Since you are the author of your thoughts, you do have absolute control over them. Therefore, you can learn how to defer to the scholarly side of your Inner Caddy. This version enhances your golf experience because it facilitates an objective study of your game while you play. The scholarly Inner Caddy remains purposely focused on what’s going well, and how to keep doing more of that. It also helps you identify the valuable lessons that come from failure so that you can finish a round stronger than you started. Like your other mental game tools, training your scholarly Inner Caddy to be the singular voice in your head requires you to develop your self-awareness and self-management.
Mental Game Tool #4 – Present-Centered Focus
Your mental power, which drives your physical game, lies only in the present. There is no value in dragging the past around with you or getting too far ahead of yourself speculating or worrying about the future. Being able to lock your attention on the present alone takes high self-awareness of any drift first, followed by good self-management strategies to pull your focus back to your next shot.
For this particular tool to really work for you it’s important that you pay particular attention to what is currently drawing your focus. You never lose your focus during a round. You are always focused on something. What you need track is where your attention is pointed at any given moment, especially when you are over the ball.
Mental Game Tool #5 – Effective Mental Pre- and Post-Shot Routines
Last, but actually the most important tools in your bag are your routines that keep your mind on track before and after every shot. Of the two, I find that most golfers have no idea what a post-shot routine is, but claim to play with a pre-shot routine most of the time.
There’s a big difference between a pre-shot routine that is a set of physical things you do before a shot and the important, repeatable steps that you want to march your mind through before you hit. Most golfers’ pre-shot routine is nothing more than going through the motions and does not provide a process that disciplines their thought habits.
Your routines are the tools that drive your consistency from tee to green, on good days and bad, during friendly rounds and competitive events. Your routines build a foundation of trust in your game. Without effective routines you will never experience what it’s like to play your best golf. Tools 1-4 support the sanctity of your routines, and are therefore essential to the complete success formula.
Please leave me a comment below and tell me which mental game tool you think is most important to your golf success.
While these mental game tools make my list of the top 5 you always want to keep in your golf bag, there are more. Just like you have an assortment of shots you can play, there are a number of golf mental game tools that you can use to unlock your best rounds when you learn how to deploy them.
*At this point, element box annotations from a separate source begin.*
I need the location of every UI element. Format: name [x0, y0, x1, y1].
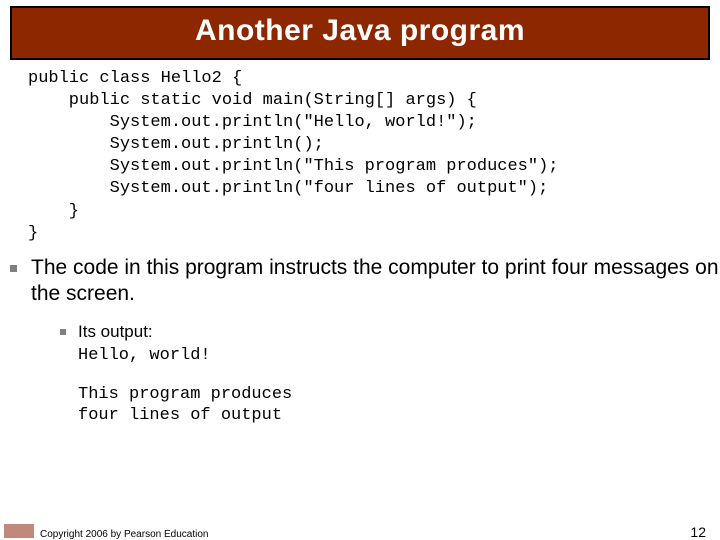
main-bullet-row: The code in this program instructs the c… — [10, 255, 720, 308]
footer-graphic — [4, 524, 34, 538]
output-first-line: Hello, world! — [78, 346, 211, 365]
code-block: public class Hello2 { public static void… — [28, 68, 720, 245]
bullet-icon — [10, 265, 17, 272]
footer: Copyright 2006 by Pearson Education 12 — [0, 524, 720, 540]
copyright-text: Copyright 2006 by Pearson Education — [40, 529, 208, 540]
sub-bullet-text: Its output: Hello, world! — [78, 321, 211, 366]
main-bullet-text: The code in this program instructs the c… — [31, 255, 720, 308]
sub-bullet-row: Its output: Hello, world! — [60, 321, 720, 366]
title-bar: Another Java program — [10, 6, 710, 60]
footer-left: Copyright 2006 by Pearson Education — [0, 524, 208, 540]
page-number: 12 — [690, 524, 706, 540]
bullet-icon — [60, 329, 66, 335]
output-block: This program produces four lines of outp… — [78, 384, 720, 427]
slide-title: Another Java program — [195, 14, 525, 47]
sub-label: Its output: — [78, 322, 153, 341]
On average, my clients lower their handicaps by 3-5 strokes in the short-term, with even more significant and lasting improvement long-term. If you’d like to discover how mental game training can radically transform your game, whether you’re a high handicapper or single digit golfer, I invite you to book a free consult call with me. CLICK HERE to get started.
Paul Abbey says
As usual excellent stuff Shannon!
drshannonreece says
Thanks, Paul! I’m happy to know you found the post of value. 🙂 Hope all is well with your game. Email me an update sometime soon.
Terri Gilchrist says
The repeatability of what you teach will never get old. It continues to
build on the foundation we laid over a year ago and constantly reminds me of the basics that keep me on track.
drshannonreece says
Terri, Thanks so much for the great compliment! I appreciate knowing that you’re finding the content helpful and that it supports what you’ve learned in our time together. Keep up the great commitment to your mental game. I’m proud of you!